Complete removal of the urethral diverticulum, corresponding to a sacciform eversion of the urethral mucosa.
There is no single surgery that can correct all cases of urethral diverticulum. The various techniques proposed can be carried out with an open surgical approach or with an endoscopic approach.
The classic approach consists in a complete removal of the diverticulum, through exposure and mobilization of the diverticular sac with an incision made in the woman at the level of the vagina and in the man at the level of the skin that covers the diverticular eversion, with subsequent complete excision of the diverticulum itself. This surgical approach allows the execution of the histological examination on the diverticulum wall, since cases of neoplasia in the diverticulum have been described, even though rare.
At the end of surgery, a suprapubic catheter or urethral catheter, or both, and a vaginal swab soaked in antibiotic solution are placed in the woman.
Another option in men as well as in women, is a transurethral incision of the diverticular link (endoscopic intervention by Lapides), which opens the diverticulum orifice transforming it from a narrow neck into a wide neck diverticulum with the aim of allow a better drainage (endoscopic diverticulectomy).
In women it is also possible to intervene with a transvaginal incision using a technique of marsupialization (surgical intervention according to Spence and Duckett); in this case an incision is made from the external orifice up to the diverticulum, then suturing the mucosa of the diverticular sac to the vaginal one.
Both these interventions must be reserved, in women, in diverticula very close to the external urethral orifice; they imply the placement of a catheter for 48 hours and can be burdened by manifestations of postoperative incontinence.
Type of anesthesia:
general or local.
antibiotic prophylaxis is useful.
in women the vaginal swab is generally removed on the first postoperative day; from 3 to 7 days after the operation the ureteral catheter is removed and, after the absence of urethro-vaginal fistula is asssessed, the epicistostomy is removed. In men the urethral catheter can be removed in the 6th-7th day.
in women, bleeding can occur in the form of abundant dripping, especially if an active infection coexists: a vaginal swab is generally sufficient to control this bleeding.

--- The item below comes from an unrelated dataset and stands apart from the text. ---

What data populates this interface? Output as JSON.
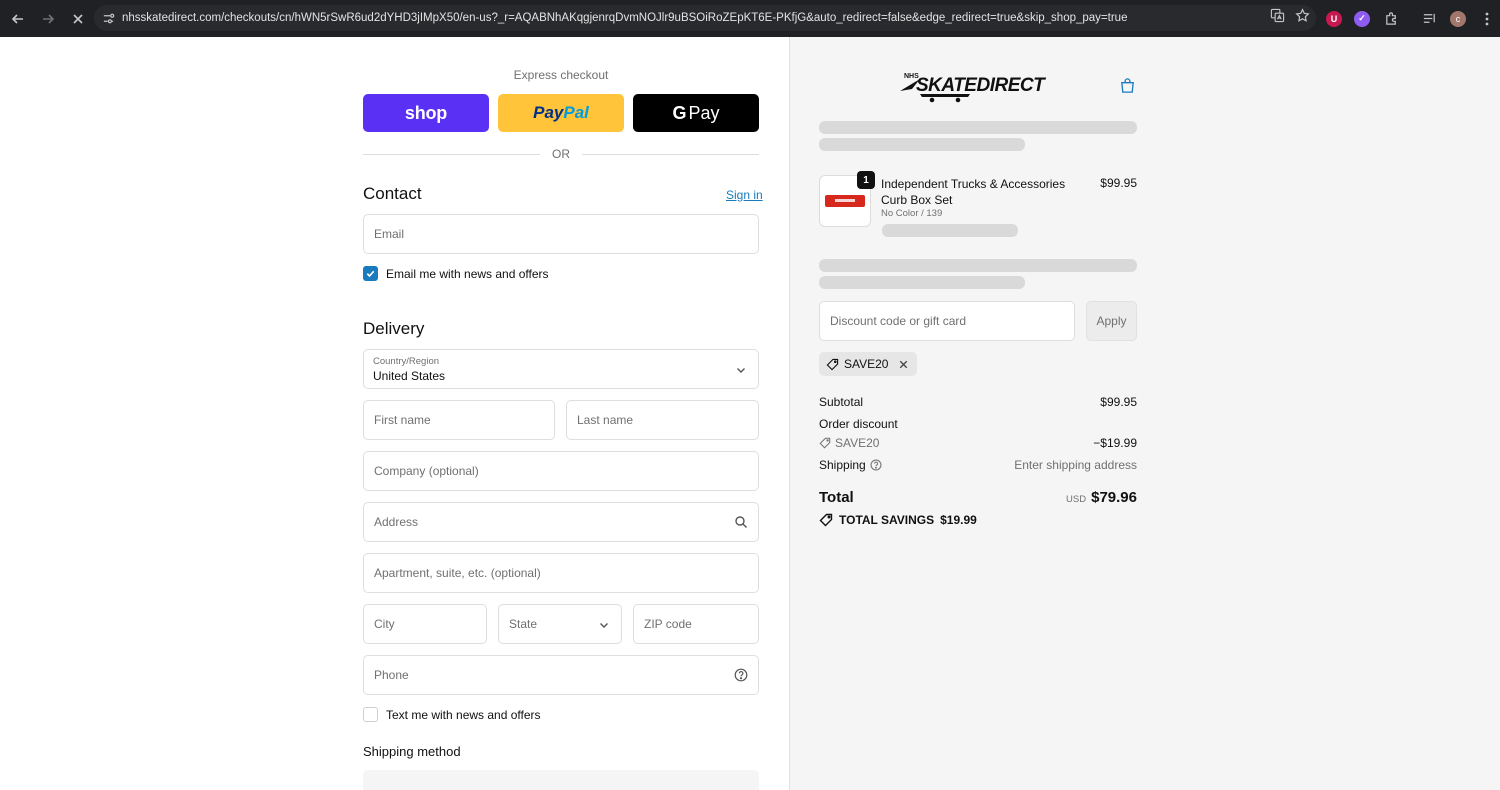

We can observe cases in which it is difficult to close the incisions due to poor tissue quality or significant inflammation; in situations like this, in women, some fat taken from the big lip can be interposed between urethra and vagina (Martius technique).
infections, bleeding, recurrence, urethral stenosis, and, in women, uretrovaginal fistula and strain urinary incontinence.
the first outpatient check will be performed after 15-20 days (before it is needed); the next will be decided on the basis of the findings and essentially in order to exclude complications.